Fribourg – Berne 21 ans après : l’Histoire a-t-elle son importance ?

Mon plus beau et intense souvenir en tant que fan de hockey sur glace fut sans aucun doute le titre vécu lors du match V de la finale de 1992 à St-Léonard, sautant sur la glace quelques secondes après la sirène finale pour célébrer l’apothéose avec les joueurs du SCB. Le gant de Gil Montandon, recueilli à ce moment, prend encore de la poussière sur une commode chez moi, sorte de relique commémorant ce moment sacré.

Le passé

La série au meilleur des cinq matchs – à laquelle j’ai eu la chance d’y assister dans son intégralité – avait été superbe. Le duel entre un Berne mené par «Rexi» Ruotsolainen, le petit défenseur génial finlandais au patinage magique, entouré d’une équipe rapide, puissante et talentueuse (Howald, Haworth, Montandon, Triulzi, Vrabec, Tosio, Lala, S. Leuenberger) contre le Gottéron construit autour des légendaires numéros 90 et 91, Bykov et Khomutov. Ces derniers avaient été magistraux lors du match IV un jeudi soir de début avril, empêchant à eux seuls Berne de devenir champion à la maison par le score de 0-3, sauvant ainsi une deuxième balle de match consécutive et ramenant la série à la maison. Cependant, lors de l’acte V décisif, la troupe de Bill Gilligan, qui n’avait perdu aucun match en play-off avant la finale et qui avait été championne deux des trois années précédentes, passait l’épaule de manière méritée 4 à 1, un but inoubliable de Howald en contre scellant pour l’éternité le sacre du plus beau SCB de l’Histoire.

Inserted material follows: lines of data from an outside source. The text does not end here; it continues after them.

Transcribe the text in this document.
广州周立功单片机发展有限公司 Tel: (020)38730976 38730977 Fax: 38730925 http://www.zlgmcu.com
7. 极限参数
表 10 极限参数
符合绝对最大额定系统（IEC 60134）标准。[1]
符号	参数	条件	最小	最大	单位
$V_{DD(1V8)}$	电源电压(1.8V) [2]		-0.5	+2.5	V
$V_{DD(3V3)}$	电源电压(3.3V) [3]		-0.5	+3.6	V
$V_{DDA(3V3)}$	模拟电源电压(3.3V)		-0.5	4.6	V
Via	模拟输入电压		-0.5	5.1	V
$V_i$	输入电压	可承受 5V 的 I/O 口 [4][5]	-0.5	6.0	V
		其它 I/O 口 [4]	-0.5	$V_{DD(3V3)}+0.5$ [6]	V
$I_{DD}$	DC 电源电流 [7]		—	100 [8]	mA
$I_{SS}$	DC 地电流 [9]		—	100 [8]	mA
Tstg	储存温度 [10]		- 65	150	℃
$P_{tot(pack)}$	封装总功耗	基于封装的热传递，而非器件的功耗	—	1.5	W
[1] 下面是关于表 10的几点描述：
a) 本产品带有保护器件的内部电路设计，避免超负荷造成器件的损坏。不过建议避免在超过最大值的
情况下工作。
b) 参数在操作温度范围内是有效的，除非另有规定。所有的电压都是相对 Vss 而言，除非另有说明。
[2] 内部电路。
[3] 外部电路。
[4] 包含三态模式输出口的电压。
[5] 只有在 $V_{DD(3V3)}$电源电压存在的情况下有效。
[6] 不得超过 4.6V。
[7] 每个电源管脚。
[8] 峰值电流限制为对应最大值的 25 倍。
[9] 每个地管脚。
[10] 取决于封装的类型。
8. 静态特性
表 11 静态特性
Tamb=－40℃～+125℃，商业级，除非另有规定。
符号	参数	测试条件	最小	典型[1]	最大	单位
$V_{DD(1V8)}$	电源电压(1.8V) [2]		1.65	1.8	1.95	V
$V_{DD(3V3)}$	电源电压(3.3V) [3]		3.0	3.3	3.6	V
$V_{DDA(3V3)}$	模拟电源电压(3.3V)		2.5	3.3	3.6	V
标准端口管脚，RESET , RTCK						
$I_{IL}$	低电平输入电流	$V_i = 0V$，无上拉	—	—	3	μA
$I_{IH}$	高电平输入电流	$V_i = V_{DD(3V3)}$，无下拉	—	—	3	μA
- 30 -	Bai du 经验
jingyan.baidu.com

Jamais, en ce soir du samedi 11 avril 1992, je ne croyais qu’il faudrait attendre 21 ans pour revoir une finale Fribourg – Berne. Qui aurait cru également que Gottéron, 21 ans plus tard, ne serait encore jamais devenu champion suisse ? Car si la déception des Fribourgeois devait être immense ce soir-là, ils savaient qu’ils avaient été vaincus par plus forts qu’eux et devaient se dire que leur tour viendrait. En fait, c’est lors des finales des années suivantes, en 1993 et surtout en 1994, que les Dragons étaient véritablement supérieurs à leur adversaire (hormis au poste clé de gardien de but). Contre Kloten, le titre n’aurait jamais dû échapper à l’équipe du duo le plus redoutable qu’on ait jamais vu sur nos patinoires (en 1992, 50 points en play-off à eux deux !).

Le présent

Si Fribourg possède comme en 1992 l’avantage de la glace, la situation à l’amorce de cette finale 2013 est cependant toute différente. Gottéron est l’équipe la plus forte et dès lors favorite, même s’ils feront tout pour le nier, au vu non seulement du classement de la saison régulière, mais également du déroulement des play-off. D’abord, les gars de Kossmann ont été en constante progression tout au long de la saison, ne misant pas comme Berne sur les joueurs de NHL durant le lockout, et souffrant dès lors beaucoup moins que le SCB depuis le début de l’année, qui, après le départ de Streit, Josi et surtout l’incroyable Tavares, n’a plus été la même équipe. Mais surtout, Gottéron possède une force de frappe offensive que Berne n’a pas, avec particulièrement la rapidité et la complicité du duo Sprunger-Bykov. Enfin, ils tiennent également l’avantage dans deux domaines souvent déterminants au niveau des séries, soit le meilleur power-play et le gardien le plus en forme.
Berne, quant à lui, a paru très inégal durant les play-off, souffrant il est vrai d’un nombre invraisemblable de blessures ces dernières semaines tant au niveau de la défense (Furrer, Hänni, Höhener, Kreis, Jobin) que des étrangers (Roche à 60% de ses capacités, Sykora à 20% et Bednar out). Le fond a probablement été touché lors de la défaite 0-4 du match V à Berne, lorsque les Bernois ont paru totalement incapables de réagir à l’ouverture du score contre des Zougois médiocres, s’étiolant véritablement durant la deuxième partie de match. Mais même si l’équipe de la capitale actuelle n’a rien à voir avec la grande dynastie des années 90, ils ont été capables de trouver les ressources et de la chance pour renverser la situation, grâce notamment à la profondeur de leur effectif et une volonté remarquable.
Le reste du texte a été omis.